The Trade Union and Labour Relations (Consolidation) Act 1992 (TULRCA) prohibits an employer from making direct offers to members of a recognised trade union in order to circumvent the collective bargaining process (section 145B).

In Kostal UK Ltd v Dunkley and others, the Employment Appeal Tribunal (EAT) ruled that an employer had breached this provision when it bypassed negotiations with Unite by contacting employees directly about changes to terms and conditions.

Kostal UK Ltd recognises Unite for the purposes of collective bargaining. Following negotiations with Unite in 2015, Kostal offered all employees a 2% increase in basic pay from January 2016 and a Christmas bonus; and for employees earning less than £20,000 a further 2% increase in basic pay. In exchange, Kostal proposed a number of changes in terms and conditions including a reduction in sick pay for new starters, a reduced Sunday overtime rate, and consolidated rest breaks. However, the pay deal and these related changes were resoundingly rejected in a ballot on 3 December 2015.

On 10 December 2015, Kostal wrote to all employees setting out the same package and stating that failure to agree by 18 December 2015 would result in loss of the Christmas bonus and pay increase. Some employees then accepted this offer. On 29 January 2016, Kostal wrote to employees who had not accepted, offering a 4% pay increase and warning that if no agreement could be reached, they might be given notice on their contract of employment. A collective agreement on amended terms and conditions was eventually reached on 3 November 2016. However, a group of 57 employees brought Employment Tribunal claims alleging that Kostal’s letters of 10 December 2015 and 29 January 2016 amounted to an attempt to circumvent collective bargaining, and therefore infringed section 145B of TULRCA.

The Employment Tribunal upheld the employees’ claims, rejecting Kostal’s arguments that it had never attempted to cease collective bargaining and that the main purpose behind the offers in the letters to employees was to ensure that they did not lose their Christmas bonus. The Tribunal awarded each claimant the mandatory award (at that time £3,800) in respect of each of the two letters. Kostal appealed to the EAT on liability and remedy.

The EAT dismissed both the liability and remedy appeals. Kostal argued that there would only be a breach of TULRCA if acceptance of the offer resulted in a permanent surrender of collective bargaining on the relevant terms, which was not the case here. However, the EAT held that there was nothing in TULRCA dealing with the duration of the effect of the direct offer. If acceptance of the direct offer to employees meant that at least one term of employment would be determined even temporarily by direct agreement, rather than collectively, this would breach TULRCA. The EAT also agreed with the Employment Tribunal that Kostal’s offers were intended to undermine Unite’s mandate. On remedy, the EAT confirmed that two distinct and separate offers had been made, and that employees were entitled to compensation in respect of each offer. The total compensation awarded to the claimants amounted to around £425,000.

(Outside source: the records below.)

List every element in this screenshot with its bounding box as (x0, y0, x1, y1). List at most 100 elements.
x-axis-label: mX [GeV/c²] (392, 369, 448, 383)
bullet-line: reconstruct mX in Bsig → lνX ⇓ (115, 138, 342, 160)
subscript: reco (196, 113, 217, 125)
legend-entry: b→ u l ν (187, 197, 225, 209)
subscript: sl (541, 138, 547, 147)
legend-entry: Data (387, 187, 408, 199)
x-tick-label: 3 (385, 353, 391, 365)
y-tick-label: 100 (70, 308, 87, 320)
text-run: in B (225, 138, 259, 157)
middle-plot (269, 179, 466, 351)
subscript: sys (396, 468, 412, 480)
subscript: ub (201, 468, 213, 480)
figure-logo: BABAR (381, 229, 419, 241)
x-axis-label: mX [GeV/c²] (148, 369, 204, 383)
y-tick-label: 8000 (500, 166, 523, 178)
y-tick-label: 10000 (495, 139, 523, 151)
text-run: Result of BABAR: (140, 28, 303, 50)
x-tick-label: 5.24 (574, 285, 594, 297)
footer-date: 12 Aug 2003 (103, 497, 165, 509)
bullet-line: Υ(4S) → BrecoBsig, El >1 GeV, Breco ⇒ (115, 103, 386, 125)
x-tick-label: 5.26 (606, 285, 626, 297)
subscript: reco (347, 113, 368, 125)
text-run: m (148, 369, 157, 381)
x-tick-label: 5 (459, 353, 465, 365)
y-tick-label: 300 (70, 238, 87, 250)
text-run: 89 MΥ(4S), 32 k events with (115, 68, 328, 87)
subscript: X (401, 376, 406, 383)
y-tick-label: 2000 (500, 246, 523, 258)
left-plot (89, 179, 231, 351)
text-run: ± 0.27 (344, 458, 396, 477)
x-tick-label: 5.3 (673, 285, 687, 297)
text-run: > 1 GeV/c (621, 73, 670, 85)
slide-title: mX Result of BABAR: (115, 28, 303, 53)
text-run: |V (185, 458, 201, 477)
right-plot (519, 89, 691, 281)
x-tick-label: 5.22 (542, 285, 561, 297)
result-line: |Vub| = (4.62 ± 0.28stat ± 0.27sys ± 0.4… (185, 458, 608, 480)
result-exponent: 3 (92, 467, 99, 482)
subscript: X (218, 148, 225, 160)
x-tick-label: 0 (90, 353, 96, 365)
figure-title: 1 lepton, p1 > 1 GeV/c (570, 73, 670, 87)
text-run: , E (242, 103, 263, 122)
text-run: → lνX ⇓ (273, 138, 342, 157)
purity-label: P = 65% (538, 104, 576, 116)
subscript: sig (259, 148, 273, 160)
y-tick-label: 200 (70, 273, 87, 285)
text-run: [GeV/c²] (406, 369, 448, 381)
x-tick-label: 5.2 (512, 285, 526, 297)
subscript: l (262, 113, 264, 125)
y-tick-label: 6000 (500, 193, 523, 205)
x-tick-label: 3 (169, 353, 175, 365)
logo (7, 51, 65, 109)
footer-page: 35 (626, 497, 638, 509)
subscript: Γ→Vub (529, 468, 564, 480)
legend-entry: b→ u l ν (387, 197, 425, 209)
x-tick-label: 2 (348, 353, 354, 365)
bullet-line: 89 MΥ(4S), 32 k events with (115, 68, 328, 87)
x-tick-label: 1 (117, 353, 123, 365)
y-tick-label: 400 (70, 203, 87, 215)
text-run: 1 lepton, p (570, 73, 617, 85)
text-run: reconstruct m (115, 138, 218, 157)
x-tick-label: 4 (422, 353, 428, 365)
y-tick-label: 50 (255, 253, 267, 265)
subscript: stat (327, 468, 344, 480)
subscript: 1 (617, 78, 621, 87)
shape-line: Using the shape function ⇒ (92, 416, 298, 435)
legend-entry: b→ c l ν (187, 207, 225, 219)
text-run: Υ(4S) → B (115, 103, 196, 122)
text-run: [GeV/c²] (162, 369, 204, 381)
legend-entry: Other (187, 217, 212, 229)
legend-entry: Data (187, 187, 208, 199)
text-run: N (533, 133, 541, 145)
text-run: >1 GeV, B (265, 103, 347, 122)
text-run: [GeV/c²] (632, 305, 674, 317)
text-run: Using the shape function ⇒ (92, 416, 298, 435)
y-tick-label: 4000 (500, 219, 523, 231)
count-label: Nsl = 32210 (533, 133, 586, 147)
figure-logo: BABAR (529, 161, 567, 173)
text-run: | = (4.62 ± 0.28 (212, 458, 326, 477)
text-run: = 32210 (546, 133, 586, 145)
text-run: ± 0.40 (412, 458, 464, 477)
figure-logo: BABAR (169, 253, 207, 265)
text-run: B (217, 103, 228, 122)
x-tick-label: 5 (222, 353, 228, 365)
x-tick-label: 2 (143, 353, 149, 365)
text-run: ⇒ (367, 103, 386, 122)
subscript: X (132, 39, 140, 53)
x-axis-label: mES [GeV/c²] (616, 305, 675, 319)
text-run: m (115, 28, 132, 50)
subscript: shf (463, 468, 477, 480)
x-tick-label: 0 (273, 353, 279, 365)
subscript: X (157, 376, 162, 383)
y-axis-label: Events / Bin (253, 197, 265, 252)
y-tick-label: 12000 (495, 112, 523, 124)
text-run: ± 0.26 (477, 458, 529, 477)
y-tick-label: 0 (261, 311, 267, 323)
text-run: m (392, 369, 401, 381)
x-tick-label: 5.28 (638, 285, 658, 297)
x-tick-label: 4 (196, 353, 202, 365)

As the EAT noted here, employers may be able to make offers directly to employees where collective bargaining has broken down, if they can show that they have acted reasonably and with a genuine business purpose. However, this may be difficult to prove. The Kostal case illustrates the potential financial consequences of undermining collective bargaining. Each breach of section 145B of TULRCA will now result in a mandatory award of £3,907 per claimant and there is no statutory basis on which a Tribunal can reduce this amount.